You keep missing my point. I keep giving examples of large-scale, catch-about-everything systems. I'm not talking merely has a few teams on something. This is Google, not a mid-sized business. You win if they already have their own version of Mayhem that fixes their bugs for them. Otherwise, they're behind Facebook in terms of financial effort they'll put in to get great capabilities. I'm also going to assume they're playing catch-up to Infer unless they've released their analyzers at least for peer review.
The infer team is only like 15 people, last I checked. That's certainly not more than "a few teams on something". Also, separation logic and symbolic/concolic execution are such wildly different approaches that it seems odd to pivot to Infer here.
I obviously won't be able to convince you since they aren't publishing at the same rate as facebook. So you'll just have to take my word that Google doesn't have a vendetta against static analysis.
"The infer team is only like 15 people, last I checked."
The Infer team is claiming to get results on C/C++ with both sequential and concurrency errors via a tool they open sourced.

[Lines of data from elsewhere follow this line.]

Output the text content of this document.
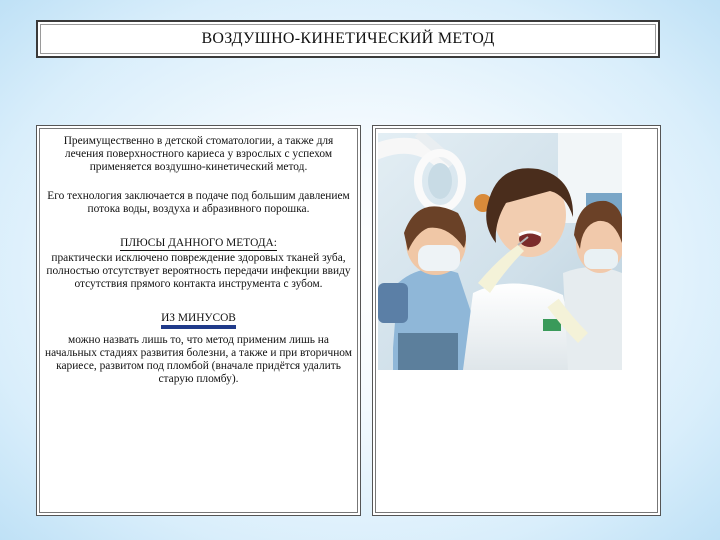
ВОЗДУШНО-КИНЕТИЧЕСКИЙ МЕТОД

Преимущественно в детской стоматологии, а также для лечения поверхностного кариеса у взрослых с успехом применяется воздушно-кинетический метод.

Его технология заключается в подаче под большим давлением потока воды, воздуха и абразивного порошка.

ПЛЮСЫ ДАННОГО МЕТОДА:

практически исключено повреждение здоровых тканей зуба, полностью отсутствует вероятность передачи инфекции ввиду отсутствия прямого контакта инструмента с зубом.

ИЗ МИНУСОВ

можно назвать лишь то, что метод применим лишь на начальных стадиях развития болезни, а также и при вторичном кариесе, развитом под пломбой (вначале придётся удалить старую пломбу).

I value scalable results over theories, team counts, etc. Does Google have a tool like that which we can verify by using it ourselves? Even with restrictions on non-commercial use? Anything other than their word they're great?
"that it seems odd to pivot to Infer here."
"So you'll just have to take my word that Google doesn't have a vendetta against static analysis. "
You really messed up on 2nd sentence since I linked an article on Google's static analysis work. I told people they're doing it. I mentioned Infer was Facebook pouring a lot of money into a top-notch, independent team to get lots of result. I mentioned Google could do that for companies like that behind Mayhem that built the exact kind of stuff they seem to want in their published paper. They could do it many times over. If they did it, I haven't seen it posted even once. They don't care that much.
Your claims about team size and "vendetta against static analysis" are misdirection used to defend Google instead of explain why they don't buy and expand tech like Infer and Mayhem. And heck, they can use Infer for free. My theory is something along the lines of company culture.
So, not only can you do that: it's standard practice for some developers already in and out of commercial space. Mostly commercial developers doing it that I see, though.